The catalytic role of the cofactor phosphate moiety at the active site of glycogen phosphorylase has been the subject of many investigations including solution-state high-resolution P-31-NMR studies. In this study the pyridoxal phosphate moiety in both the inactive and active forms of microcrystalline phosphorylase b has been investigated by high-resolution P-31 magic-angle spinning NMR. The symmetry of the shielding tensor in model compounds at varying degrees of ionization is investigated and the results indicate a marked difference between the dianionic and monoanionic model compounds.
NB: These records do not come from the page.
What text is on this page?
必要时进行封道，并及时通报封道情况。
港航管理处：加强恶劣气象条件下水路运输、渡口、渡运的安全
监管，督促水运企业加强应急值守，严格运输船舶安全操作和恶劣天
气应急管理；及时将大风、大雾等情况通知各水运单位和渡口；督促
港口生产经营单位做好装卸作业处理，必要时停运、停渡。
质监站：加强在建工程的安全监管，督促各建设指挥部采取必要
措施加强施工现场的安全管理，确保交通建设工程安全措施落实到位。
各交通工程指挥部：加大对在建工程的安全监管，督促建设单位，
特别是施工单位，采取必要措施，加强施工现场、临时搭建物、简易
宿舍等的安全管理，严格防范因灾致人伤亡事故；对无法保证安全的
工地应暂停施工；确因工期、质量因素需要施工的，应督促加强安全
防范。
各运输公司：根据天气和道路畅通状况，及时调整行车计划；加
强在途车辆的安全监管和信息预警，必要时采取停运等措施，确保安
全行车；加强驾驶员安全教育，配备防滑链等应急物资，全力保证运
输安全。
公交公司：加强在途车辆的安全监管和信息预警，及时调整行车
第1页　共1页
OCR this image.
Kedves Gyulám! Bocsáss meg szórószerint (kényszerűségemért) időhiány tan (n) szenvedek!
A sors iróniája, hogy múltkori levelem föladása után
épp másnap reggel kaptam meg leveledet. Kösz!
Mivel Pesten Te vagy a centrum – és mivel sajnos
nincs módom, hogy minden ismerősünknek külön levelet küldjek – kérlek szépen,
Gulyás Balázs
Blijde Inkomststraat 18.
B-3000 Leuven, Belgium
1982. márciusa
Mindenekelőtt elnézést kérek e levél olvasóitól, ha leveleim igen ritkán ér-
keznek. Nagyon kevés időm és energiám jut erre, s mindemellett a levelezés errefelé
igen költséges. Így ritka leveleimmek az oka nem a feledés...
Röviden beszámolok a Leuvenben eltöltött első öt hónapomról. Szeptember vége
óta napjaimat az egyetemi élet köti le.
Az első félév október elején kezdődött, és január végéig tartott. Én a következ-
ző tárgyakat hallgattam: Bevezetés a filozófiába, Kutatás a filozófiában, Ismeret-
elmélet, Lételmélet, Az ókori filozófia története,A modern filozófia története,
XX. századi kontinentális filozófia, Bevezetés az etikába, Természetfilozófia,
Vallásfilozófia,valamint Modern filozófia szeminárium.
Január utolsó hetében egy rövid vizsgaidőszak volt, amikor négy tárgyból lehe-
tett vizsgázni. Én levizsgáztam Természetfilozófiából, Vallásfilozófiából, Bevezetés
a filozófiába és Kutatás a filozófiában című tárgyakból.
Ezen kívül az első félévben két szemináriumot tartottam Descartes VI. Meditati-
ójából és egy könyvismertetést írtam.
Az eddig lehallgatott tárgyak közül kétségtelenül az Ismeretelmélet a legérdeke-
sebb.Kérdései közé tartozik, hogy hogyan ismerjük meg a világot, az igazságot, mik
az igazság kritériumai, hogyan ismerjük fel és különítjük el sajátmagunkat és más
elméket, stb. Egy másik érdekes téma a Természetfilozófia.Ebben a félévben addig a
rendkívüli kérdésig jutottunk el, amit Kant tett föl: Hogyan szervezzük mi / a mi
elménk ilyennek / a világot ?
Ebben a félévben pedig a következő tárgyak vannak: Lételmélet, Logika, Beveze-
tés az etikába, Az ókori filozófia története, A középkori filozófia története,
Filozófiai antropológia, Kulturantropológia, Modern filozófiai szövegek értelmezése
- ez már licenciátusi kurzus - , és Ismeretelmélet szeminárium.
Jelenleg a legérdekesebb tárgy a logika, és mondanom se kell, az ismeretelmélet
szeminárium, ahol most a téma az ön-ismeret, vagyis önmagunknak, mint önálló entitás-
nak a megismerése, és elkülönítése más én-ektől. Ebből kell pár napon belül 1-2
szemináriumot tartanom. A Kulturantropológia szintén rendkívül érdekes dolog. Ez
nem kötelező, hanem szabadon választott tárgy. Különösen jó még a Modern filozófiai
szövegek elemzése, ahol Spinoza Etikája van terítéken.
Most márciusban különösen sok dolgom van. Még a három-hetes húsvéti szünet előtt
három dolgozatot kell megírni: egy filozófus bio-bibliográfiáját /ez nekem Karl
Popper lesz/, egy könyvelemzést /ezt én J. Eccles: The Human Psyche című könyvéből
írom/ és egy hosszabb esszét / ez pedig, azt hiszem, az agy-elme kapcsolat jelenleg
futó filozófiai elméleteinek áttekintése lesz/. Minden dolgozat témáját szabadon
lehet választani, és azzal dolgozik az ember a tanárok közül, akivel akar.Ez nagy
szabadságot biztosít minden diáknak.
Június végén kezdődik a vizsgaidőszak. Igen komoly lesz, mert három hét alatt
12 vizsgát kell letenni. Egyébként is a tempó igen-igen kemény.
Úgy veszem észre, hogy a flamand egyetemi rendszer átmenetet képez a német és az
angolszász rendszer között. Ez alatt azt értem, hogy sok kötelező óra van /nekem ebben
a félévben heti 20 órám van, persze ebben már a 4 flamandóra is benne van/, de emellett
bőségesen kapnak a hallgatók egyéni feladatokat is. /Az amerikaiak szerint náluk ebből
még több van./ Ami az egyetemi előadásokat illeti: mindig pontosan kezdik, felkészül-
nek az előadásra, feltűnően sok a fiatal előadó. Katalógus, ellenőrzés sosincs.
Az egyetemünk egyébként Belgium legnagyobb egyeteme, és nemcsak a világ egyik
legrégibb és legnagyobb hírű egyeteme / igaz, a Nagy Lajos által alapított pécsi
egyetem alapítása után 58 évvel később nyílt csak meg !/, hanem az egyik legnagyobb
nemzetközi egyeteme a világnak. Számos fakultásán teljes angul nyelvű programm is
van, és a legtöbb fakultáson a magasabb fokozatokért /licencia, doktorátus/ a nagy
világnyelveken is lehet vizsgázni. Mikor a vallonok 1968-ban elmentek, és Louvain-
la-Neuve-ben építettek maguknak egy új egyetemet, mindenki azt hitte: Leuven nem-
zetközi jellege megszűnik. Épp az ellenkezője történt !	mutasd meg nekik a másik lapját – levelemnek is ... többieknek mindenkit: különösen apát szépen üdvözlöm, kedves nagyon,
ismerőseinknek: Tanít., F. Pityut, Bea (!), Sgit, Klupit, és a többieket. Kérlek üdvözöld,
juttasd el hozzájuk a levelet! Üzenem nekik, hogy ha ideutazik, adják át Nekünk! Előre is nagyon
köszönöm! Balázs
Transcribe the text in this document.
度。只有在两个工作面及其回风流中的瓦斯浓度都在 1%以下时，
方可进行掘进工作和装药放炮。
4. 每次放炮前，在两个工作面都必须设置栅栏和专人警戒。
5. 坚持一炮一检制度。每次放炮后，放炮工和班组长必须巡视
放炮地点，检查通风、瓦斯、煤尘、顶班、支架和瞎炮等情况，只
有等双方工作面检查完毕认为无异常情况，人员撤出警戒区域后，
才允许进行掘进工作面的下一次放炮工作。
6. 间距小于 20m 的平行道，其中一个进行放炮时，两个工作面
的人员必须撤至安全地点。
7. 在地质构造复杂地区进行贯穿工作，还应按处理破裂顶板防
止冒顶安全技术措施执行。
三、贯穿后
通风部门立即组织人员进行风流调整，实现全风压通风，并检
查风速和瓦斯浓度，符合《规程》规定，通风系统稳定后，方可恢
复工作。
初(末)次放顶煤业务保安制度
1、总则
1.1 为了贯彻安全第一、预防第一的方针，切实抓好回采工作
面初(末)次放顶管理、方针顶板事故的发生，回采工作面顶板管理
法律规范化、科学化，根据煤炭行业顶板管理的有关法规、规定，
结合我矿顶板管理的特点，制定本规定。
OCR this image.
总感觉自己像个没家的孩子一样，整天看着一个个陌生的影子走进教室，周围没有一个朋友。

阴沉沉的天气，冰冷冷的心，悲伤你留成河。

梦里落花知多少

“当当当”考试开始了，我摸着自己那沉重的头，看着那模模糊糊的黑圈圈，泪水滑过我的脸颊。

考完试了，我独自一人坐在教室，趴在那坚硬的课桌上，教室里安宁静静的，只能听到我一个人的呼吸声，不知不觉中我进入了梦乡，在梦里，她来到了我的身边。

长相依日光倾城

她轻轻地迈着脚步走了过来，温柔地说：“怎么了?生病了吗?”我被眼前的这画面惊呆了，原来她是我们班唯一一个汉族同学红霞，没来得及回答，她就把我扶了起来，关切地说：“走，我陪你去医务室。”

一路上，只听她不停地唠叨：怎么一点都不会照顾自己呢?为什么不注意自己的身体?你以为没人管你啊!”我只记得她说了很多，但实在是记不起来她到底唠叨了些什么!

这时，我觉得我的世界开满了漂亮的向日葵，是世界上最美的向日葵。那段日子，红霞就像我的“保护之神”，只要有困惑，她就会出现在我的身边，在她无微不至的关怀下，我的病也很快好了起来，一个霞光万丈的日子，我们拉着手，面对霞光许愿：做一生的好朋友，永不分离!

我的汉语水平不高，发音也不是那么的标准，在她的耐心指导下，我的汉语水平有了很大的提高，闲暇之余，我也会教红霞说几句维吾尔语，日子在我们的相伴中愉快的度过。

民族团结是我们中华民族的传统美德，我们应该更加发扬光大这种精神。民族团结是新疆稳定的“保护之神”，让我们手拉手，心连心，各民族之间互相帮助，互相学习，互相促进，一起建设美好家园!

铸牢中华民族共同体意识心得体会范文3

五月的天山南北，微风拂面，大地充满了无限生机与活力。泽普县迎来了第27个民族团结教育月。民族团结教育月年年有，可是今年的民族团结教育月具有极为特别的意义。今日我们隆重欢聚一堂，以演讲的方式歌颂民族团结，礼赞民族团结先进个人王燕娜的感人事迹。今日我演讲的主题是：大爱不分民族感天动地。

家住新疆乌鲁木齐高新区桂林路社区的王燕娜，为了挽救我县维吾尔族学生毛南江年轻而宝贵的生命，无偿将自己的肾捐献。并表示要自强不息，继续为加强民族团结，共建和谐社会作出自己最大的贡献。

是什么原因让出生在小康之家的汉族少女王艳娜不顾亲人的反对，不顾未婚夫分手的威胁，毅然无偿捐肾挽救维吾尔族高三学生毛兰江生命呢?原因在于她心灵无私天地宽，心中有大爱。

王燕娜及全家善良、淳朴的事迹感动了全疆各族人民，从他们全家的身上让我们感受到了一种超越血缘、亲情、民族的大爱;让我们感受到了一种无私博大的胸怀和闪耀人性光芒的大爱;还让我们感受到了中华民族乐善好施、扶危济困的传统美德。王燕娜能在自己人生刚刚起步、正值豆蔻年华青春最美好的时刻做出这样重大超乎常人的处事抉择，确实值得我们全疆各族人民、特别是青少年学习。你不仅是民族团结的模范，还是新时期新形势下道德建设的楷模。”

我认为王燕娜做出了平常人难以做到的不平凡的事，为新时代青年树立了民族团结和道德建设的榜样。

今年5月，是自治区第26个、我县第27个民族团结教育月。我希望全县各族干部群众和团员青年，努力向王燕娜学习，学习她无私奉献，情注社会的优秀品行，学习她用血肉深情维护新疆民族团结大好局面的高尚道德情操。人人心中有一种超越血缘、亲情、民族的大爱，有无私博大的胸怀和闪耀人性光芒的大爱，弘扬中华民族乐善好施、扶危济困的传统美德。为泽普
Consequently, the observed similarity in the principal tensor components describing the shielding tensor of the phosphorus nuclei present at the active site of both the R- and T-state conformations suggests that there is no change in ionization state upon activation in contrast to suggestions based upon isotropic shifts. Since previous relaxation measurements have pointed to the need to consider motional influences in such systems, several plausible models are considered. Subject to the assumption of congruency between the principal axis system describing the shielding interaction and a molecular frame determined by the molecular symmetry axes, we conclude that the phosphate cofactor is dianionic in both forms.